Axiomatization and other model-theoretic properties of groups

[22] An application of Ramsey's theorem to groups with homogeneous theory, Communications in Algebra 28 (2000), 2977-2981.
[23] Axiomatization of abelian-by-G groups for a finite group G, Archive for Mathematical Logic 40 (2001), 515-521.
[24] Elementary equivalence for abelian-by-finite and nilpotent groups, Journal of Symbolic Logic 66 (2001), 1471-1480.
[26] Quasi-finitely axiomatizable nilpotent groups (with G. Sabbagh), Journal of Group Theory 9 (2006), 95-106.
[27] Quasi-finitely axiomatizable groups and groups which are prime models, Journal of Group Theory 9 (2006), 107-116.

[30] Some new examples of quasi-finitely axiomatizable groups which are prime models, 5 pages, in preparation.

    In [22], for any integers n>m≥2, we say that a complete theory T is (m,n)-homogeneous if, for each model M of T, any n-tuples a,b in M have the same type if the corresponding m-tuples from a,b have the same type. It was conjectured by H. Kikyo that, if M is an infinite group, with possibly additional structure, then the theory of M is not (m,n)-homogeneous. We prove a general result on structures with (m,n)-homogeneous theory which implies that, if M is a counterexample to this conjecture, then there exists an integer h such that each abelian subgroup of M has at most h elements. It follows that there exist an integer k such that M^k=1, and an integer l such that each finite subgroup of M has at most l elements.
    In [23], we show that, for each finite group G, there exists an axiomatization of the class of abelian-by-G groups with a unique sentence. This result had been conjectured by A. Marcja and C. Toffalori. In the proof, we use the definability of the subgroups M^n in an abelian-by-finite group M, and the Auslander-Reiten sequences for modules over an Artin algebra.
    In [24], we show that two abelian-by-finite groups are elementarily equivalent if and only if they satisfy the same sentences with two alternations of quantifiers. We also prove that abelian-by-finite groups satisfy a quantifier elimination property.
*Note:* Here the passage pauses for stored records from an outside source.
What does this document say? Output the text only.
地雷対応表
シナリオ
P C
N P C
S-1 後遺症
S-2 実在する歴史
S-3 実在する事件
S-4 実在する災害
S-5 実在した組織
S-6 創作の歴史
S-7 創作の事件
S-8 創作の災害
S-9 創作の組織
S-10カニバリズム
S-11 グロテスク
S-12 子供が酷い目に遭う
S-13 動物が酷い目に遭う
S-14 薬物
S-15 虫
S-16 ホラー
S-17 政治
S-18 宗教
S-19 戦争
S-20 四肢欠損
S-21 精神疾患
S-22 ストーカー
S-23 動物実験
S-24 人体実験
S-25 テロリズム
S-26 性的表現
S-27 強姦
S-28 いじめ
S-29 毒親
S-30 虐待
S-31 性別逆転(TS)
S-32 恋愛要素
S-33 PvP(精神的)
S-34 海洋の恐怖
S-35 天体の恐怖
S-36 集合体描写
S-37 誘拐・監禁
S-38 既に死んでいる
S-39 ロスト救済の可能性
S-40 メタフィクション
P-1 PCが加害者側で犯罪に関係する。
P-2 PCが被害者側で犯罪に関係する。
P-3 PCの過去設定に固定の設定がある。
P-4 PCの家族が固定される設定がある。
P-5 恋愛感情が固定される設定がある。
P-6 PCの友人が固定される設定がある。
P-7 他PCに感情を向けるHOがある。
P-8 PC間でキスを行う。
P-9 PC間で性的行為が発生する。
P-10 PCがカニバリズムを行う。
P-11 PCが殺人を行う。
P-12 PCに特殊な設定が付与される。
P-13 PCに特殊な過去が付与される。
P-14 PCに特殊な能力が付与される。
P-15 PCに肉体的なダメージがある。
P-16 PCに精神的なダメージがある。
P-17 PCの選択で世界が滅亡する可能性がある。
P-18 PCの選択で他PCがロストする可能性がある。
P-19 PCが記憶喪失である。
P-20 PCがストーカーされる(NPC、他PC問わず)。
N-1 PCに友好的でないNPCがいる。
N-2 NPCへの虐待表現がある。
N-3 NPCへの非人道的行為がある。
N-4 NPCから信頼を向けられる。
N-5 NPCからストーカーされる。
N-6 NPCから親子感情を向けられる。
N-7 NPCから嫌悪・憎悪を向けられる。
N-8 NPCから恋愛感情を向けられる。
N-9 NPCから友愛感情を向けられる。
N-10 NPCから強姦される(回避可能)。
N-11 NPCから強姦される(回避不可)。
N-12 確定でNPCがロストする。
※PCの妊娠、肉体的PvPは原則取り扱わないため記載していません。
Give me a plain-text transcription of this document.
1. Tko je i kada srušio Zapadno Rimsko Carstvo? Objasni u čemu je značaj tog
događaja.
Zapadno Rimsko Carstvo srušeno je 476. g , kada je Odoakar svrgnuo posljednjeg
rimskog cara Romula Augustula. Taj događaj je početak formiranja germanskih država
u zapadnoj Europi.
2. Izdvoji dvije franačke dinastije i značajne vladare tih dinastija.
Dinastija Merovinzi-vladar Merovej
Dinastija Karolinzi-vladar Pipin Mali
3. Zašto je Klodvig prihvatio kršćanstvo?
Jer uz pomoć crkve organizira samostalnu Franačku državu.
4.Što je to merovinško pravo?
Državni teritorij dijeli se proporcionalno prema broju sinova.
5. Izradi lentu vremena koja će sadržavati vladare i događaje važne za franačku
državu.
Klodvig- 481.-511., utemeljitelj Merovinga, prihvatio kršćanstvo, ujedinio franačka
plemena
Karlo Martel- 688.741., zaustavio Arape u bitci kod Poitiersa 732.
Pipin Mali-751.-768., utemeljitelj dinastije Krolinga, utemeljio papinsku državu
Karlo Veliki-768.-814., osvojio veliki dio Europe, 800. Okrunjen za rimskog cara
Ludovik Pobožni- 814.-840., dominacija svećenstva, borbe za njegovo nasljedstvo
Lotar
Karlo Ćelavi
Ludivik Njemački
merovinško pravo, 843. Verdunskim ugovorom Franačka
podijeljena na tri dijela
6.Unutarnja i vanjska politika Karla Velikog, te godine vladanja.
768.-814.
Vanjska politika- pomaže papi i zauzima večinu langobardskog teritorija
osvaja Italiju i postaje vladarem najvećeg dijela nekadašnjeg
On the other hand, for each integer n, we give some examples of nilpotent groups which satisfy the same sentences with n alternations of quantifiers and do not satisfy the same sentences with n+1 alternations of quantifiers.

    More recently, new techniques introduced by A. Morozov et A. Nies made it possible to have a better insight into the model-theoretic properties of finitely generated groups. According to their definition, we say that a finitely generated group G is quasi-finitely axiomatizable, or more briefly QFA, if it satisfies a sentence φ such that each finitely generated group H which satisfies φ is isomorphic to G. We say that G is a prime model of its theory, or more briefly that G is prime, if it is isomorphic to an elementary submodel of any model of its theory.
    In [26] and [27], we investigate the relations between these two properties, and their algebraic consequences. For finitely generated nilpotent-by-finite groups, we prove that the two properties are equivalent and we characterize them algebraically. It follows that finitely generated free nilpotent groups and groups of upper unitriangular nxn matrices for n≥3 are QFA, which gives a positive answer to a question of A. Nies, and that they are prime, which disproves a conjecture of O.V. Belegradek.

    In [30], we consider groups which are semi-direct products of a finitely generated torsion-free abelian group by a cyclic group. We investigate the following questions: Are they quasi-finitely axiomatizable (QFA)? Are they prime models of their theory? Are they elementarily equivalent?
    It follows from the results of A. Morozov et A. Nies that there exist some finitely generated prime groups which are not QFA. On the other hand, we do not know presently if a QFA group is necessarily prime. Also one can wonder whether there exists an infinite QFA group, or more generally an infinite finitely generated group, with a finitely axiomatizable theory.